I've worked in this industry for 35 years and for the past 25 years at the Waterside Inn, I have helped a lot of young people from all over Europe. We train them not only in service and how to be professional but we also provide them with vital life skills like attitude and respect.

How did you find out about it?
In Italy they don't send letters and instead they sent a telegraph to the local police station in the little village where my parents live. Two police officers then went to my parents' house to deliver it and naturally my mother got the shock of her life when they arrived. When she called me to tell me she could hardly speak.

Did you have to be nominated to get this award?
Yes but I have no idea who nominated me. It couldn't have been someone from the hospitality industry but would have had to have been someone from within the Italian Government. Perhaps it was a guest from the Waterside Inn, I really don't know. But I'm hoping to find out when I go for my award ceremony in Italy.

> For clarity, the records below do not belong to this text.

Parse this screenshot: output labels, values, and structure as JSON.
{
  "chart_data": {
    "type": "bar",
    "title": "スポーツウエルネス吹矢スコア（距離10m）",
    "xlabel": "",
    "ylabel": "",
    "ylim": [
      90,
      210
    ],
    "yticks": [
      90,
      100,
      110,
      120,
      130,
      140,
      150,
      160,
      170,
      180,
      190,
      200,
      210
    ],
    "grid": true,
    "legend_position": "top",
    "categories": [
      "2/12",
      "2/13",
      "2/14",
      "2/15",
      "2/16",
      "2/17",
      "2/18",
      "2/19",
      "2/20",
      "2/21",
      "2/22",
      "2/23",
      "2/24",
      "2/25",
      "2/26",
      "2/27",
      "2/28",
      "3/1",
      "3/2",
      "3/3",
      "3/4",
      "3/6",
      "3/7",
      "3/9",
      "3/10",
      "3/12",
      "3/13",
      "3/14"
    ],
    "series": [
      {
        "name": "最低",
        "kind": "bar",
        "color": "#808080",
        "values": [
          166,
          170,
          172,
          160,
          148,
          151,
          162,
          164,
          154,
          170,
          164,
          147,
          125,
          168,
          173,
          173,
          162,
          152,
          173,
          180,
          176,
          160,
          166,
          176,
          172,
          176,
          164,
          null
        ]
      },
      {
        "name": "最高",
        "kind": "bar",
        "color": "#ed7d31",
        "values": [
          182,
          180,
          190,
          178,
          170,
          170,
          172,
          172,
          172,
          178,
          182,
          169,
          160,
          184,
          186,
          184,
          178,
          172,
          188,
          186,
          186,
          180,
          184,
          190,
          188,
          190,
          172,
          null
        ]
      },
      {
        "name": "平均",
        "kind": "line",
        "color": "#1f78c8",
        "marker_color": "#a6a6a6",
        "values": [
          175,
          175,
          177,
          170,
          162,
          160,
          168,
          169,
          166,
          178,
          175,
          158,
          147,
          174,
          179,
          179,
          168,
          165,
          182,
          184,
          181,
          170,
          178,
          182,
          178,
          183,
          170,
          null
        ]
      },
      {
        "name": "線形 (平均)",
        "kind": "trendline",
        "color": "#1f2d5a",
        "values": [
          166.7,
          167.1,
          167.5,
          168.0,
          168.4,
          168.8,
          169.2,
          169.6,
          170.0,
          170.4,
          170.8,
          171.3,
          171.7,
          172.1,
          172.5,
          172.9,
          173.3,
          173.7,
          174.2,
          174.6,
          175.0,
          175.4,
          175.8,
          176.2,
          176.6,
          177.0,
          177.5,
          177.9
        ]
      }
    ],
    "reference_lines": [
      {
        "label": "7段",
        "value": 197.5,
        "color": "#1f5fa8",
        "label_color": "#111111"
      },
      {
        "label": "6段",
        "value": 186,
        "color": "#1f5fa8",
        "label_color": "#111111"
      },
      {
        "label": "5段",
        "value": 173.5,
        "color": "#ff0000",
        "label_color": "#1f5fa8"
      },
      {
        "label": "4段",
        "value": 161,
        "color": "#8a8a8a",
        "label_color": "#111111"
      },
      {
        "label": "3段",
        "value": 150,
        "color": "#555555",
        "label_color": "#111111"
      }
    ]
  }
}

Why would you encourage young people to choose a career in service?
It's really important for young people to understand that service is not just a job, it's a profession. It's about so much more than clearing plates and you can have some amazing opportunities in this industry. I once spent a few nights inside the Kremlin when Michel Roux was asked to cook for Boris Jelzin; I have met members of the Royal family and all sorts of celebrities doing my job.

What do you think needs to be done to improve service in this country?
Michel Roux Jr's programme the Art of Service did a lot to raise awareness but it seems like it's fading again now. I think there's too much focus on chefs but as Heston Blumenthal said, good service can repair bad food but good food can't repair bad service. Managers have a responsibility to be visible on the floor, lead by example and train their staff. Too many of them are holed up inside an office.